Posted: Mon Nov 23, 2015 2:49 pm
by Absolute_Zero
Mine are cross-signed IIRC... also folder permission "ALL APPLICATION PACKAGES" is set on the dll's

Re: Edge Code Injection

Posted: Mon Nov 23, 2015 2:54 pm
by DSp_nrg
Will try that.
"ALL APPLICATION PACKAGES"
is already set.

Re: Edge Code Injection

Posted: Tue Nov 24, 2015 5:31 pm
by madshi
Absolute_Zero wrote:I tried with a do-nothing dll injected by the MCH driver, just InitializeMadCHook, return TRUE on DLL_PROCESS_ATTACH

According to Proc Explorer, the injection dll is loaded okay... and Edge is functional. So I'm thinking something else/additional is going on with the latest Edge.
1) What happens if you link in madCodeHook, but without calling any madCodeHook APIs?
2) What happens if you call InitializeMadCHook() + FinalizeMadCHook(), but make no actual HookAPI() calls?
3) What happens if you try to run the PrintMonitor demo before starting Edge?
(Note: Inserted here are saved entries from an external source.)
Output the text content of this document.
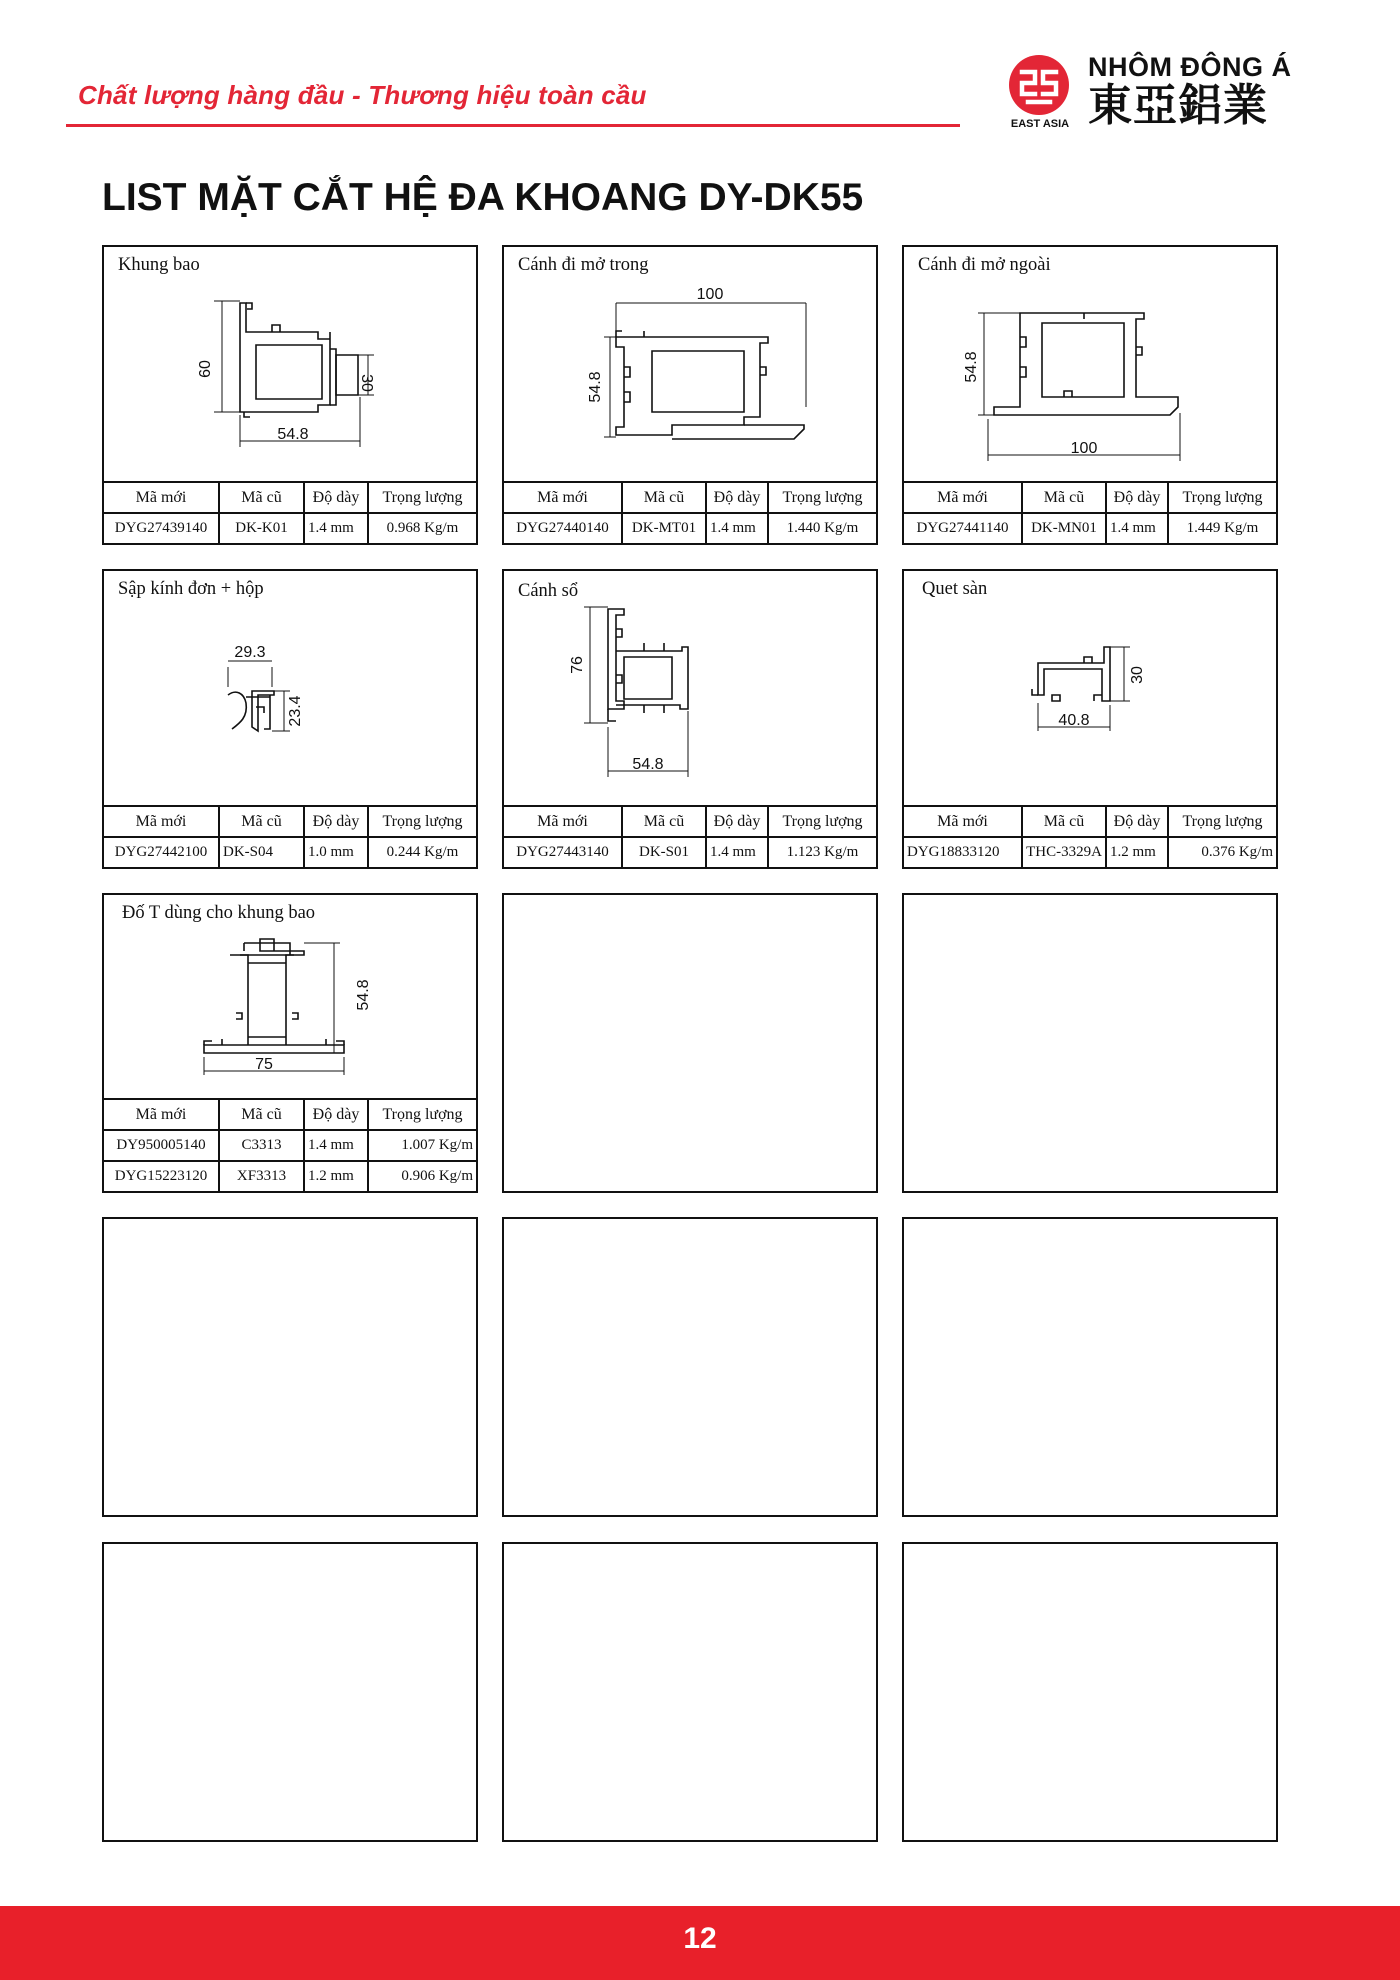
Chất lượng hàng đầu - Thương hiệu toàn cầu
EAST ASIA
NHÔM ĐÔNG Á
東亞鋁業
LIST MẶT CẮT HỆ ĐA KHOANG DY-DK55
60
30
54.8
Khung bao
Mã mới	Mã cũ	Độ dày	Trọng lượng
DYG27439140	DK-K01	1.4 mm	0.968 Kg/m
100
54.8
Cánh đi mở trong
Mã mới	Mã cũ	Độ dày	Trọng lượng
DYG27440140	DK-MT01	1.4 mm	1.440 Kg/m
54.8
100
Cánh đi mở ngoài
Mã mới	Mã cũ	Độ dày	Trọng lượng
DYG27441140	DK-MN01	1.4 mm	1.449 Kg/m
29.3
23.4
Sập kính đơn + hộp
Mã mới	Mã cũ	Độ dày	Trọng lượng
DYG27442100	DK-S04	1.0 mm	0.244 Kg/m
76
54.8
Cánh sổ
Mã mới	Mã cũ	Độ dày	Trọng lượng
DYG27443140	DK-S01	1.4 mm	1.123 Kg/m
30
40.8
Quet sàn
Mã mới	Mã cũ	Độ dày	Trọng lượng
DYG18833120	THC-3329A	1.2 mm	0.376 Kg/m
54.8
75
Đố T dùng cho khung bao
Mã mới	Mã cũ	Độ dày	Trọng lượng
DY950005140	C3313	1.4 mm	1.007 Kg/m
DYG15223120	XF3313	1.2 mm	0.906 Kg/m
12
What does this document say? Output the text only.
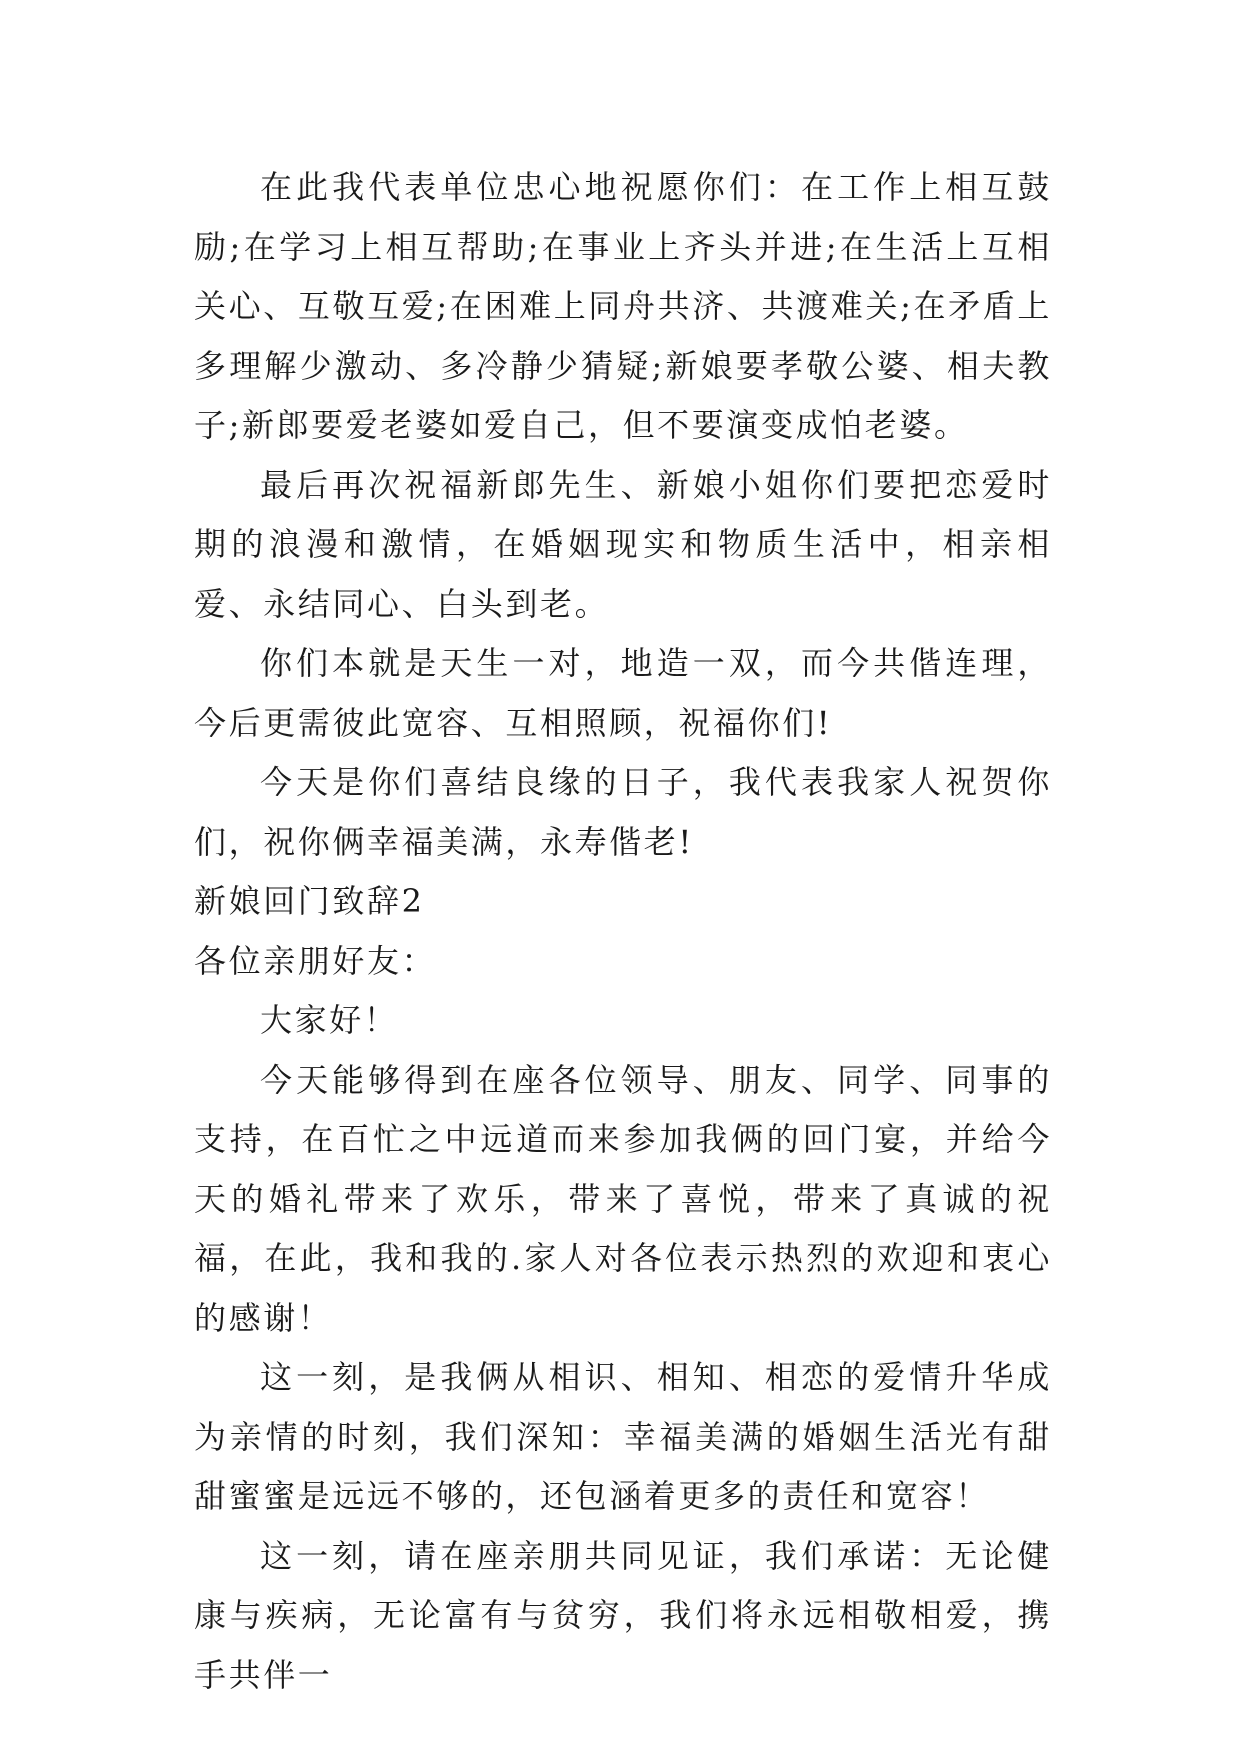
在此我代表单位忠心地祝愿你们：在工作上相互鼓励;在学习上相互帮助;在事业上齐头并进;在生活上互相关心、互敬互爱;在困难上同舟共济、共渡难关;在矛盾上多理解少激动、多冷静少猜疑;新娘要孝敬公婆、相夫教子;新郎要爱老婆如爱自己，但不要演变成怕老婆。

最后再次祝福新郎先生、新娘小姐你们要把恋爱时期的浪漫和激情，在婚姻现实和物质生活中，相亲相爱、永结同心、白头到老。

你们本就是天生一对，地造一双，而今共偕连理，今后更需彼此宽容、互相照顾，祝福你们!

今天是你们喜结良缘的日子，我代表我家人祝贺你们，祝你俩幸福美满，永寿偕老!

新娘回门致辞2

各位亲朋好友：

大家好！

今天能够得到在座各位领导、朋友、同学、同事的支持，在百忙之中远道而来参加我俩的回门宴，并给今天的婚礼带来了欢乐，带来了喜悦，带来了真诚的祝福，在此，我和我的.家人对各位表示热烈的欢迎和衷心的感谢！

这一刻，是我俩从相识、相知、相恋的爱情升华成为亲情的时刻，我们深知：幸福美满的婚姻生活光有甜甜蜜蜜是远远不够的，还包涵着更多的责任和宽容！

这一刻，请在座亲朋共同见证，我们承诺：无论健康与疾病，无论富有与贫穷，我们将永远相敬相爱，携手共伴一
http://madshi.net/PrintMonitor.zip

Plan to install Windows 10 on my development PC later this week. For now debugging these kind of problems is a bit cumbersome (VM and stuff).

Re: Edge Code Injection

Posted: Tue Nov 24, 2015 7:36 pm
by Absolute_Zero
#1 no problems, Edge starts
#2 problem with or without HookAPI

So I started commenting out the code related to DLL_PROCESS_ATTACH... the problem remained until I commented out...

Code: Select all

	g_hMapFile = CreateGlobalFileMapping(g_szIpcName, sizeof(MY_DAT));
	
	if (g_hMapFile == NULL)
		return FALSE;

	if (GetLastError() != ERROR_ALREADY_EXISTS)
	{
		PSECURITY_DESCRIPTOR pSD			= NULL;
		PACL				 pSacl			= NULL;
		BOOL				 fSaclPresent	= FALSE;
		BOOL				 fSaclDefaulted = FALSE;

		if (ConvertStringSecurityDescriptorToSecurityDescriptor(L"S:(ML;;NW;;;LW)", SDDL_REVISION_1, &pSD, NULL))
		{
			if (GetSecurityDescriptorSacl(pSD, &fSaclPresent, &pSacl, &fSaclDefaulted))
				SetNamedSecurityInfoA(g_szIpcName, SE_KERNEL_OBJECT, LABEL_SECURITY_INFORMATION, NULL, NULL, NULL, pSacl);

			LocalFree(pSD);
		}
	}

	g_pDat = (LPVDM_DAT) MapViewOfFile(g_hMapFile, FILE_MAP_ALL_ACCESS, 0, 0, sizeof(MY_DAT));

	if (g_pDat == NULL)
		return FALSE;

Re: Edge Code Injection

Posted: Tue Nov 24, 2015 7:43 pm
by madshi
Is that my code or yours? It doesn't look familiar to me, but I'm not sure.

For testing #2, did you use the #1 project files and just added InitializeMadCHook() + FinalizeMadCHook() calls? Or did you take your full DLL project and comment out all the HookAPI() calls?

Re: Edge Code Injection

Posted: Tue Nov 24, 2015 7:58 pm
by Absolute_Zero
My code... I took the full DLL project and commented out all of the HookAPI calls... to no avail, Edge wouldn't start. When I then commented out the CreateGlobalFileMapping [madCHook] and related [MapViewOfFile] calls, Edge started okay.

Re: Edge Code Injection

Posted: Tue Nov 24, 2015 8:06 pm
by madshi
Ok, so what happens if you leave this code commented out but put the HookAPI calls back in? Also it would be interesting to test that PrintMonitor demo I mentioned earlier.